Peu de temps après, lorsque je me suis retrouvé sur la Via San Nicolao devant « mon » appartement – les volets étaient fermés, il était impossible de regarder à l’intérieur – j’ai été saisi par un étrange sentiment de tristesse et de libération. Peut-être un peu comme lorsque vous avez fini de lire un livre puissant et captivant, qui vous a longtemps accompagné, qui vous a souvent rendu heureux et parfois dérangé. Mais avec la différence qu’à mon histoire sur Lucca il manquait soudainement plusieurs chapitres parce que quelqu’un les avait réécrits ou même arrachés.

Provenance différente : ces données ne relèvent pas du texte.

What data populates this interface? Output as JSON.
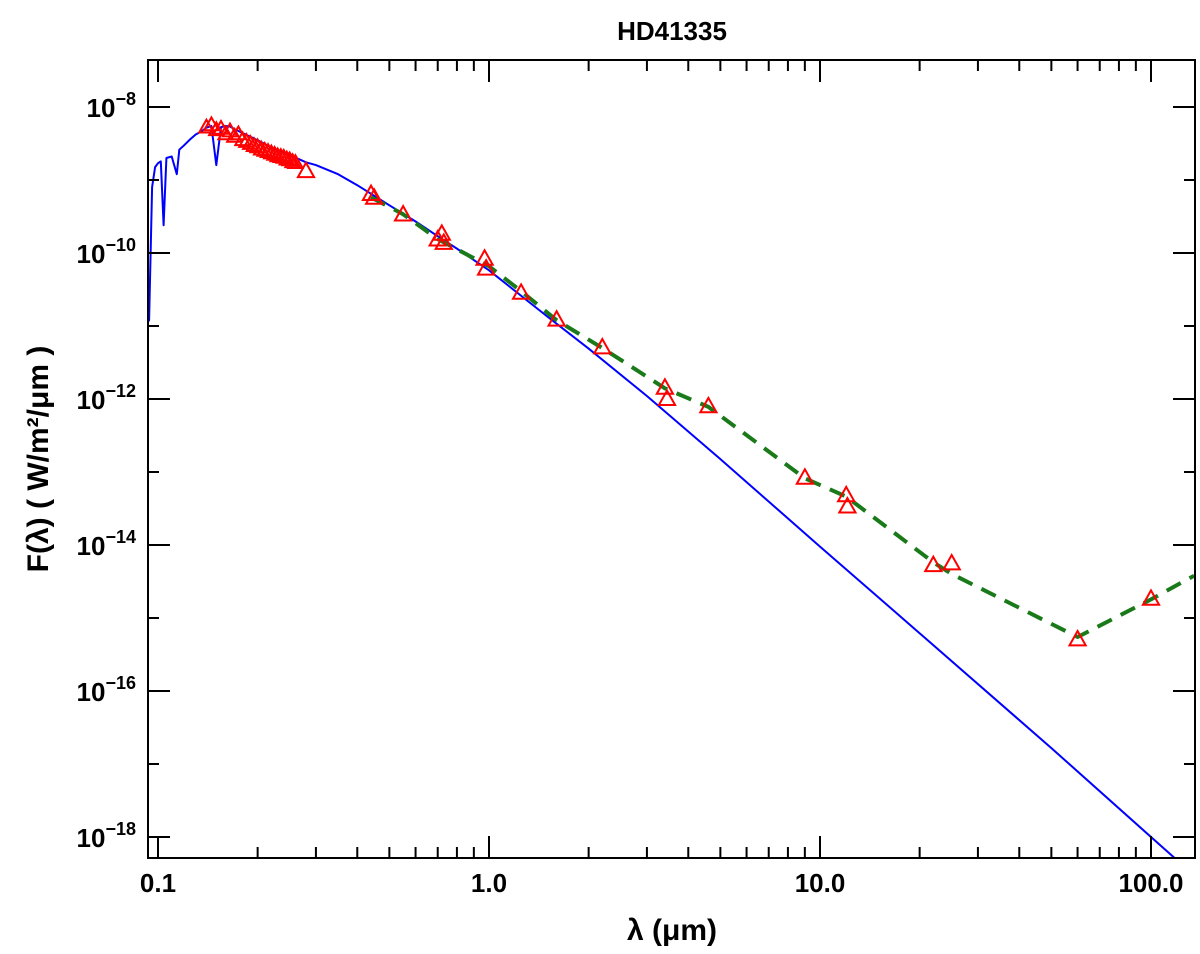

Je dînai plus tard à l’Osteria del Neni, mais pas de poisson dans son manteau de sel. Après avoir piloté mon vélo jusqu’à l’Affitacamere San Frediano (qui n’était plus affiché « Affitacamere San Frediano »), j’ai réalisé relativement vite qu’il serait raisonnable de ne même pas y entrer, ce ne pouvait pas être plus beau que le souvenir fané. Du moins, et c’était un grand moment de joie, une bellezza italienne était collée au mur en face de la fenêtre de ma chambre, pour promouvoir quelque chose dont le monde n’a pas besoin. Ce soir-là, j’ai philosophé qu’il peut y avoir un retour, mais rarement un retour en arrière.
Le lendemain matin, j’ai ressenti une paix agréable. C’est cette même paix qui, à l’époque, a souvent pris possession de moi, à la fin des trois mois et demi en 2002. Une paix qui m’a procuré loisirs et rêves éveillés. Et qui maintenant, éveillait de vieux souvenirs endormis. C’est ainsi que je l’ai su à nouveau avec certitude, alors que je me tenais là-haut sur le mur en contemplant les caniveaux en contrebas, au bord desquelles les lucioles dansent probablement encore aujourd’hui : ouais, on s’est vraiment embrassés ce soir-là, Paola et moi.
Le soir – c’était le 24 juin – l’attaquant vedette uruguayen Luis Suarez a également embrassé passionnément l’épaule du défenseur italien Giorgio Chiellini (qui prétendait que c’était plus une morsure qu’un baiser), ce qui, selon le point de vue, était le point fort ou faible d’un mauvais match. Les Sud-américains ont remporté le match 1:0 ; pour l’Italie, la Coupe du Monde était finie. Et pour moi, Lucca était fini.